The text message actually related to a previous dispute between CAL and the landlord. CAL had requested consent to vary its underlease to construct additional floors in its building, and also to assign or underlet its lease to a newly incorporated company. The landlord was withholding its consent to the request to assign or underlet, which CAL considered unreasonable. The content of the text was a proposal from CAL to send the landlord the deed of variation requested and to pay £1 million if agreed, or alternatively CAL would issue proceedings for the delay in consent to the underletting or assignment, and also “throw [their] full support behind the neighbours” in their application for the original management order.

A key argument from the landlord for the text message to be admissible in the subsequent proceedings was that it related to different proceedings to those in which it was later put before court. This argument was rejected by the judge (albeit it is worth noting that the judge considered that the disputes could be connected). The court was satisfied that, despite not being explicitly labelled as “without prejudice”, as the text message referred to a genuine offer of settlement to a dispute, the without prejudice rule applied and the message was not admissible.

Subject to contract

This label is frequently used by solicitors and agents to indicate that an agreement made over email or wording accepted in a draft document is not binding until such time as formally documented.
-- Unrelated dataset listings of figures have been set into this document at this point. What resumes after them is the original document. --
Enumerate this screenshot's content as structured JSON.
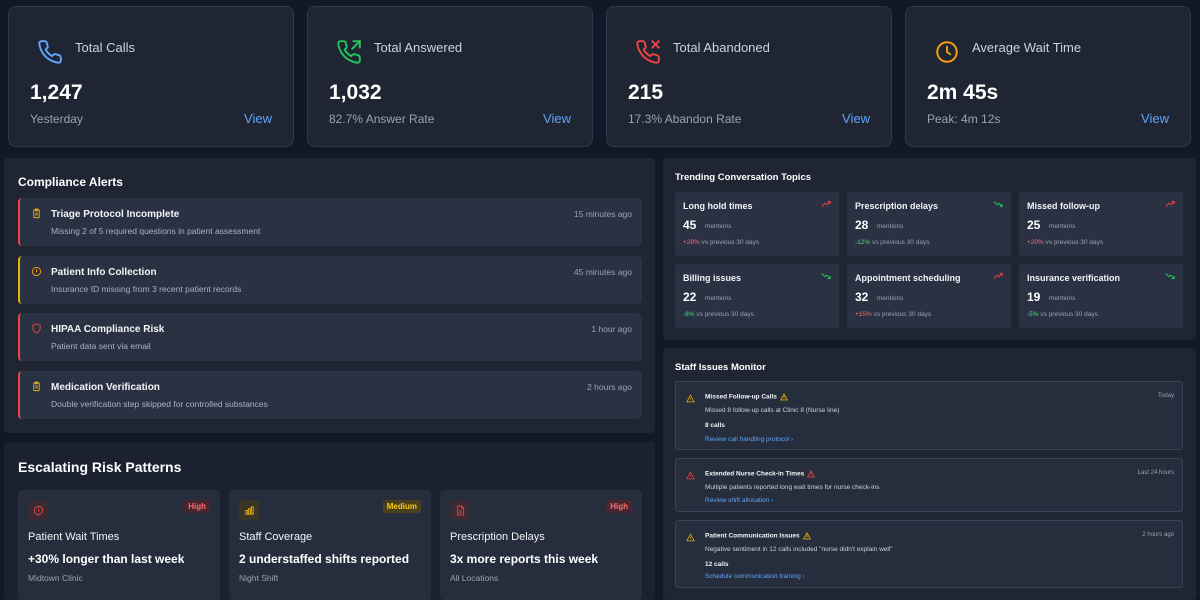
{
  "kpis": [
    {
      "title": "Total Calls",
      "value": "1,247",
      "sub": "Yesterday",
      "view": "View",
      "icon": "phone-icon",
      "color": "#60a5fa"
    },
    {
      "title": "Total Answered",
      "value": "1,032",
      "sub": "82.7% Answer Rate",
      "view": "View",
      "icon": "phone-answered-icon",
      "color": "#22c55e"
    },
    {
      "title": "Total Abandoned",
      "value": "215",
      "sub": "17.3% Abandon Rate",
      "view": "View",
      "icon": "phone-missed-icon",
      "color": "#ef4444"
    },
    {
      "title": "Average Wait Time",
      "value": "2m 45s",
      "sub": "Peak: 4m 12s",
      "view": "View",
      "icon": "clock-icon",
      "color": "#f59e0b"
    }
  ],
  "compliance": {
    "title": "Compliance Alerts",
    "alerts": [
      {
        "title": "Triage Protocol Incomplete",
        "desc": "Missing 2 of 5 required questions in patient assessment",
        "time": "15 minutes ago",
        "severity": "high",
        "icon": "clipboard-icon",
        "color": "#ef4444"
      },
      {
        "title": "Patient Info Collection",
        "desc": "Insurance ID missing from 3 recent patient records",
        "time": "45 minutes ago",
        "severity": "medium",
        "icon": "info-circle-icon",
        "color": "#eab308"
      },
      {
        "title": "HIPAA Compliance Risk",
        "desc": "Patient data sent via email",
        "time": "1 hour ago",
        "severity": "high",
        "icon": "shield-icon",
        "color": "#ef4444"
      },
      {
        "title": "Medication Verification",
        "desc": "Double verification step skipped for controlled substances",
        "time": "2 hours ago",
        "severity": "high",
        "icon": "clipboard-icon",
        "color": "#ef4444"
      }
    ]
  },
  "risk": {
    "title": "Escalating Risk Patterns",
    "cards": [
      {
        "badge": "High",
        "title": "Patient Wait Times",
        "main": "+30% longer than last week",
        "location": "Midtown Clinic",
        "icon": "clock-icon",
        "color": "#ef4444"
      },
      {
        "badge": "Medium",
        "title": "Staff Coverage",
        "main": "2 understaffed shifts reported",
        "location": "Night Shift",
        "icon": "bar-chart-icon",
        "color": "#eab308"
      },
      {
        "badge": "High",
        "title": "Prescription Delays",
        "main": "3x more reports this week",
        "location": "All Locations",
        "icon": "document-icon",
        "color": "#ef4444"
      }
    ]
  },
  "topics": {
    "title": "Trending Conversation Topics",
    "mentions_label": "mentions",
    "vs_label": "vs previous 30 days",
    "items": [
      {
        "name": "Long hold times",
        "count": "45",
        "change": "+28%",
        "trend": "up"
      },
      {
        "name": "Prescription delays",
        "count": "28",
        "change": "-12%",
        "trend": "down"
      },
      {
        "name": "Missed follow-up",
        "count": "25",
        "change": "+20%",
        "trend": "up"
      },
      {
        "name": "Billing issues",
        "count": "22",
        "change": "-8%",
        "trend": "down"
      },
      {
        "name": "Appointment scheduling",
        "count": "32",
        "change": "+15%",
        "trend": "up"
      },
      {
        "name": "Insurance verification",
        "count": "19",
        "change": "-5%",
        "trend": "down"
      }
    ]
  },
  "staff": {
    "title": "Staff Issues Monitor",
    "issues": [
      {
        "title": "Missed Follow-up Calls",
        "time": "Today",
        "desc": "Missed 8 follow-up calls at Clinic 8 (Nurse line)",
        "count": "8 calls",
        "link": "Review call handling protocol",
        "color": "#eab308"
      },
      {
        "title": "Extended Nurse Check-in Times",
        "time": "Last 24 hours",
        "desc": "Multiple patients reported long wait times for nurse check-ins",
        "count": "",
        "link": "Review shift allocation",
        "color": "#ef4444"
      },
      {
        "title": "Patient Communication Issues",
        "time": "2 hours ago",
        "desc": "Negative sentiment in 12 calls included \"nurse didn't explain well\"",
        "count": "12 calls",
        "link": "Schedule communication training",
        "color": "#eab308"
      }
    ]
  }
}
The Court of Appeal has recently confirmed the use of such phrase in Joanne Properties Ltd v Moneything Capital Ltd [2020] EWCA Civ 1541, citing a number of previous cases in which the term had been considered, including the following passage from the judgement in Generator Developments Ltd v Lidl UK GmbH [2018] EWCA Civ 396:

“The meaning of that phrase is well-known. What it means is that (a) neither party intends to be bound either in law or in equity unless and until a formal contract is made; and (b) that each party reserves the right to withdraw until such time as a binding contract is made.”
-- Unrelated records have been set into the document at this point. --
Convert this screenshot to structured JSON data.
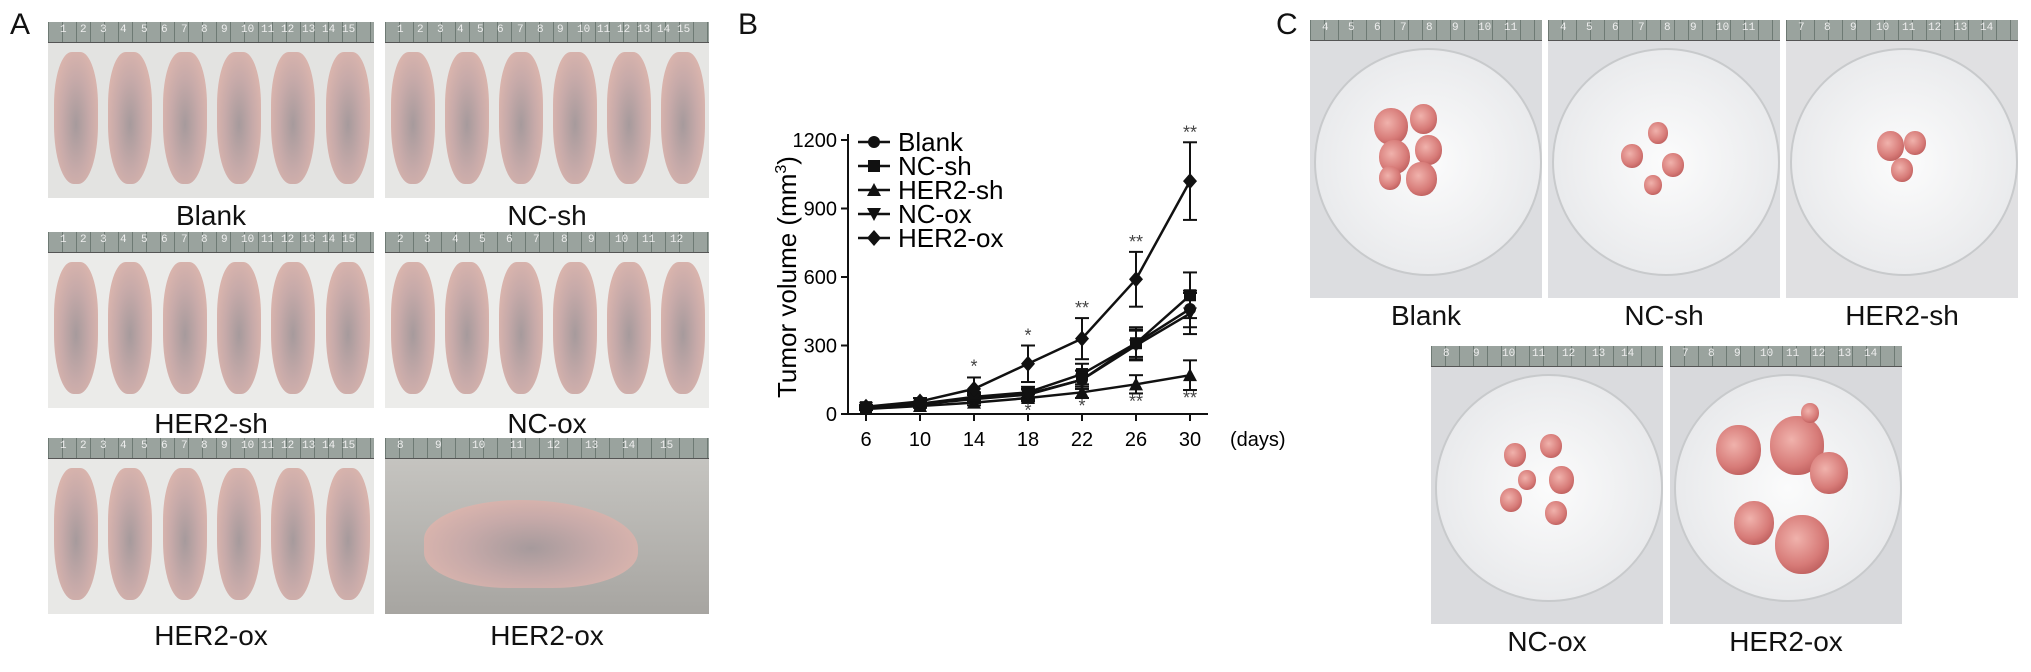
{
  "panels": {
    "a": {
      "letter": "A",
      "photos": [
        {
          "caption": "Blank",
          "mice": 6,
          "ruler": [
            "1",
            "2",
            "3",
            "4",
            "5",
            "6",
            "7",
            "8",
            "9",
            "10",
            "11",
            "12",
            "13",
            "14",
            "15"
          ]
        },
        {
          "caption": "NC-sh",
          "mice": 6,
          "ruler": [
            "1",
            "2",
            "3",
            "4",
            "5",
            "6",
            "7",
            "8",
            "9",
            "10",
            "11",
            "12",
            "13",
            "14",
            "15"
          ]
        },
        {
          "caption": "HER2-sh",
          "mice": 6,
          "ruler": [
            "1",
            "2",
            "3",
            "4",
            "5",
            "6",
            "7",
            "8",
            "9",
            "10",
            "11",
            "12",
            "13",
            "14",
            "15"
          ]
        },
        {
          "caption": "NC-ox",
          "mice": 6,
          "ruler": [
            "2",
            "3",
            "4",
            "5",
            "6",
            "7",
            "8",
            "9",
            "10",
            "11",
            "12"
          ]
        },
        {
          "caption": "HER2-ox",
          "mice": 6,
          "ruler": [
            "1",
            "2",
            "3",
            "4",
            "5",
            "6",
            "7",
            "8",
            "9",
            "10",
            "11",
            "12",
            "13",
            "14",
            "15"
          ]
        },
        {
          "caption": "HER2-ox",
          "mice": 1,
          "ruler": [
            "8",
            "9",
            "10",
            "11",
            "12",
            "13",
            "14",
            "15"
          ]
        }
      ]
    },
    "b": {
      "letter": "B"
    },
    "c": {
      "letter": "C",
      "photos": [
        {
          "caption": "Blank",
          "ruler": [
            "4",
            "5",
            "6",
            "7",
            "8",
            "9",
            "10",
            "11"
          ]
        },
        {
          "caption": "NC-sh",
          "ruler": [
            "4",
            "5",
            "6",
            "7",
            "8",
            "9",
            "10",
            "11"
          ]
        },
        {
          "caption": "HER2-sh",
          "ruler": [
            "7",
            "8",
            "9",
            "10",
            "11",
            "12",
            "13",
            "14"
          ]
        },
        {
          "caption": "NC-ox",
          "ruler": [
            "8",
            "9",
            "10",
            "11",
            "12",
            "13",
            "14"
          ]
        },
        {
          "caption": "HER2-ox",
          "ruler": [
            "7",
            "8",
            "9",
            "10",
            "11",
            "12",
            "13",
            "14"
          ]
        }
      ]
    }
  },
  "chart_data": {
    "type": "line",
    "title": "",
    "xlabel": "(days)",
    "ylabel": "Tumor volume (mm",
    "ylabel_sup": "3",
    "ylabel_close": ")",
    "x": [
      6,
      10,
      14,
      18,
      22,
      26,
      30
    ],
    "x_ticks": [
      "6",
      "10",
      "14",
      "18",
      "22",
      "26",
      "30"
    ],
    "y_ticks": [
      "0",
      "300",
      "600",
      "900",
      "1200"
    ],
    "y_tick_values": [
      0,
      300,
      600,
      900,
      1200
    ],
    "ylim": [
      0,
      1200
    ],
    "legend_position": "top-left",
    "series": [
      {
        "name": "Blank",
        "marker": "circle",
        "values": [
          28,
          42,
          68,
          88,
          150,
          310,
          460
        ],
        "errors": [
          6,
          10,
          18,
          22,
          40,
          60,
          80
        ]
      },
      {
        "name": "NC-sh",
        "marker": "square",
        "values": [
          30,
          45,
          75,
          95,
          175,
          310,
          520
        ],
        "errors": [
          6,
          10,
          20,
          24,
          45,
          70,
          100
        ]
      },
      {
        "name": "HER2-sh",
        "marker": "triangle-up",
        "values": [
          22,
          35,
          50,
          70,
          95,
          130,
          170
        ],
        "errors": [
          5,
          8,
          12,
          15,
          25,
          40,
          65
        ]
      },
      {
        "name": "NC-ox",
        "marker": "triangle-down",
        "values": [
          27,
          43,
          65,
          85,
          150,
          300,
          440
        ],
        "errors": [
          6,
          9,
          17,
          22,
          40,
          65,
          90
        ]
      },
      {
        "name": "HER2-ox",
        "marker": "diamond",
        "values": [
          32,
          55,
          110,
          220,
          330,
          590,
          1020
        ],
        "errors": [
          8,
          15,
          50,
          80,
          90,
          120,
          170
        ]
      }
    ],
    "annotations": [
      {
        "x": 14,
        "text": "*",
        "pos": "above",
        "y": 165
      },
      {
        "x": 18,
        "text": "*",
        "pos": "above",
        "y": 300
      },
      {
        "x": 18,
        "text": "*",
        "pos": "below",
        "y": 50
      },
      {
        "x": 22,
        "text": "**",
        "pos": "above",
        "y": 420
      },
      {
        "x": 22,
        "text": "*",
        "pos": "below",
        "y": 70
      },
      {
        "x": 26,
        "text": "**",
        "pos": "above",
        "y": 710
      },
      {
        "x": 26,
        "text": "**",
        "pos": "below",
        "y": 90
      },
      {
        "x": 30,
        "text": "**",
        "pos": "above",
        "y": 1190
      },
      {
        "x": 30,
        "text": "**",
        "pos": "below",
        "y": 105
      }
    ]
  }
}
Particular care is still required, however, in the context of licences for consent. The case of Aubergine Enterprises v Lakewood International [2002] EWCA Civ 177 makes it clear that a landlord’s solicitor or agent must be careful to avoid inadvertently granting consent to alterations, assignments or underlettings, where the landlord’s consent was deemed given despite some communications being headed “subject to licence”. Before corresponding with another party on a licence, the precise terms of the lease should be checked to ensure that they stipulate that landlord’s consent must be given by deed (as opposed to simply being “in writing”) and any party should be careful to clarify in all correspondence that consent is not being given by virtue of the issue of a draft licence.

Key points

  • The without prejudice rule renders communications made in a genuine attempt to settle a dispute inadmissible in court proceedings.
  • Whether or not such communications are labelled as “without prejudice” does not conclusively determine whether the rule will apply but assists the court in determining the intentions of the parties.
  • The rule has application in a variety of contexts within commercial property transactions, including in the recent case example of Octagon Overseas Ltd and others v Circus Apartments Ltd [2022] UKUT 302 (LC).
  • Labelling communications as “subject to contract” clarifies the intention of the parties that any agreements are not binding until such time as they are formally documented, however property solicitors should still take further care in the context of licences for consent to ensure that consent is not inadvertently given by written communications, even where headed subject to licence.